Kommentar zu den wirtschaftlichen Problemen Bielefelds durch die Coronakrise
Alternativlos

Die Corona-Krise hat innerhalb weniger Wochen kaputt gemacht, was Bielefeld noch bis vor kurzem eine recht rosige Zukunft beschied. Ein ausgeglichener Haushalt hätte der Stadt die Perspektive eröffnet, wieder mehr zu investieren. Eine hohe Gewerbesteuer war Ausdruck einer florierenden Wirtschaft, die Arbeitslosigkeit hielt sich in Grenzen. Jetzt ist alles anders und Hilfe alternativlos.

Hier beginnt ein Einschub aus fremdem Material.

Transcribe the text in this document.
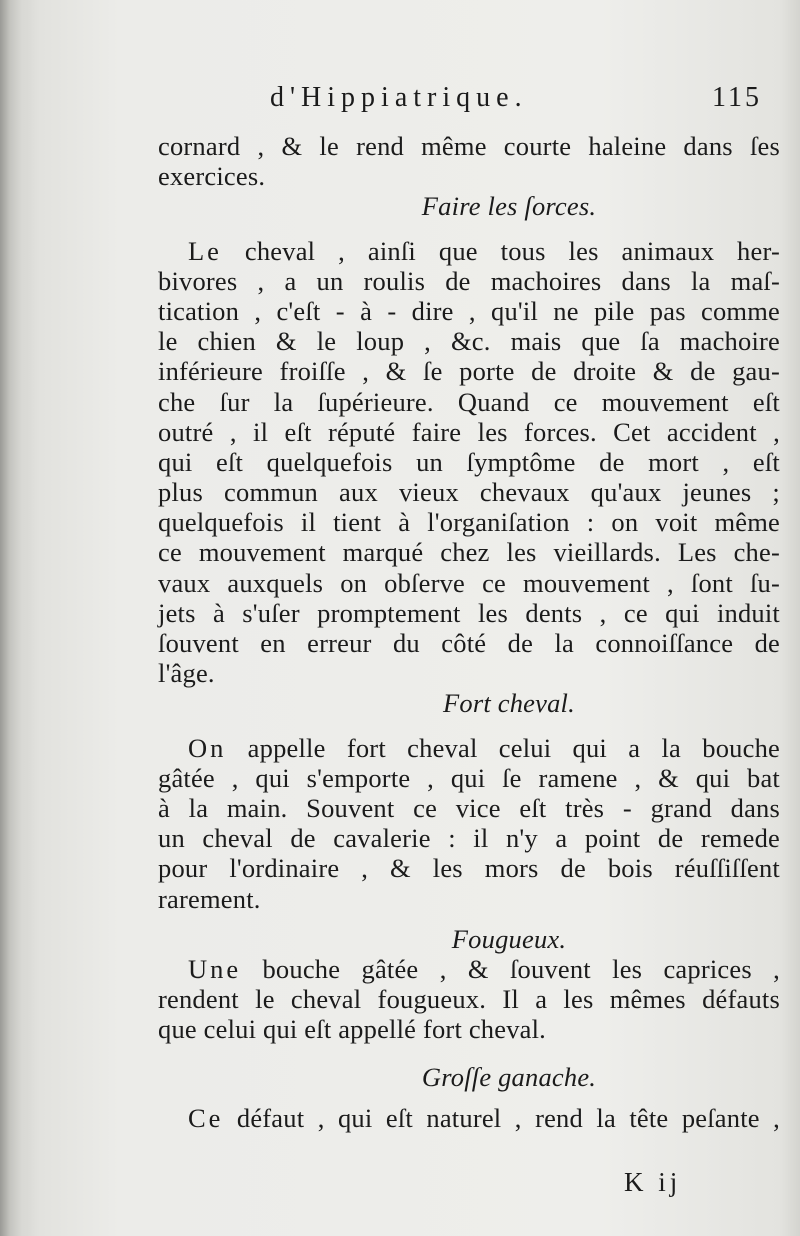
d'Hippiatrique.	115
cornard , & le rend même courte haleine dans ſes
exercices.
Faire les ſorces.
Le cheval , ainſi que tous les animaux her-
bivores , a un roulis de machoires dans la maſ-
tication , c'eſt - à - dire , qu'il ne pile pas comme
le chien & le loup , &c. mais que ſa machoire
inférieure froiſſe , & ſe porte de droite & de gau-
che ſur la ſupérieure. Quand ce mouvement eſt
outré , il eſt réputé faire les forces. Cet accident ,
qui eſt quelquefois un ſymptôme de mort , eſt
plus commun aux vieux chevaux qu'aux jeunes ;
quelquefois il tient à l'organiſation : on voit même
ce mouvement marqué chez les vieillards. Les che-
vaux auxquels on obſerve ce mouvement , ſont ſu-
jets à s'uſer promptement les dents , ce qui induit
ſouvent en erreur du côté de la connoiſſance de
l'âge.
Fort cheval.
On appelle fort cheval celui qui a la bouche
gâtée , qui s'emporte , qui ſe ramene , & qui bat
à la main. Souvent ce vice eſt très - grand dans
un cheval de cavalerie : il n'y a point de remede
pour l'ordinaire , & les mors de bois réuſſiſſent
rarement.
Fougueux.
Une bouche gâtée , & ſouvent les caprices ,
rendent le cheval fougueux. Il a les mêmes défauts
que celui qui eſt appellé fort cheval.
Groſſe ganache.
Ce défaut , qui eſt naturel , rend la tête peſante ,
K ij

Samstag, 28.03.2020, 12:15 Uhr aktualisiert: 28.03.2020, 12:58 Uhr
Die Corona-Krise wird zu einem Einbruch bei den Gewerbesteuereinnahmen in Bielefeld führen. Foto: dpa
Die Corona-Krise wird zu einem Einbruch bei den Gewerbesteuereinnahmen in Bielefeld führen. Foto: dpa

Natürlich muss die Stadt nun bereit sein, Gewerbesteuer großzügig zu stunden, damit Unternehmen nicht durch Abgaben in zusätzliche Schieflage geraten. Natürlich wird das Rathaus in den kommenden Jahren von Firmen, die noch zahlen können, weit weniger Steuern bekommen. Es drohen nicht nur weitere Einnahmeausfälle, weil etwa Kita-Gebühren nicht eingenommen werden, es drohen auch höhere Ausgaben. Vor allem im Sozialbereich wird das spürbar werden. Denn mit einer deutlich steigenden Erwerbslosenzahl in den kommenden Monaten ist zu rechnen. Aus einer rosigen Zukunft werden erst einmal düstere Perspektiven.

Vor diesem Hintergrund war es richtig, dass Kämmerer Rainer Kaschel immer wieder Haushaltsdisziplin angemahnt, die Stadt aus den roten Zahlen geführt und eine Entschuldungsstrategie auf den Weg gebracht hat. Doch jetzt muss die Stadt noch mehr tun als nur zu reagieren. Sie muss auch selbst handeln.

Deshalb ist die Idee eines zusätzlichen städtischen Hilfsprogramms vor allem für kleinere Betriebe, die nun von CDU angestoßen wurde, zu begrüßen. Das wird nicht die Bazooka sein, die Finanzminister Olaf Scholz (SPD) zum Einsatz bringen will. Eher eine zielsichere Mini-Waffe in Form von weniger Bürokratie oder schnellen öffentlichen Aufträgen für den Handwerker von nebenan.

Im schwarz-grün regierten Münster gibt es dafür inzwischen übrigens einen städtischen Krisenstab Wirtschaft. Den fordern nun auch FDP und Wirtschaftsvertreter für Bielefeld.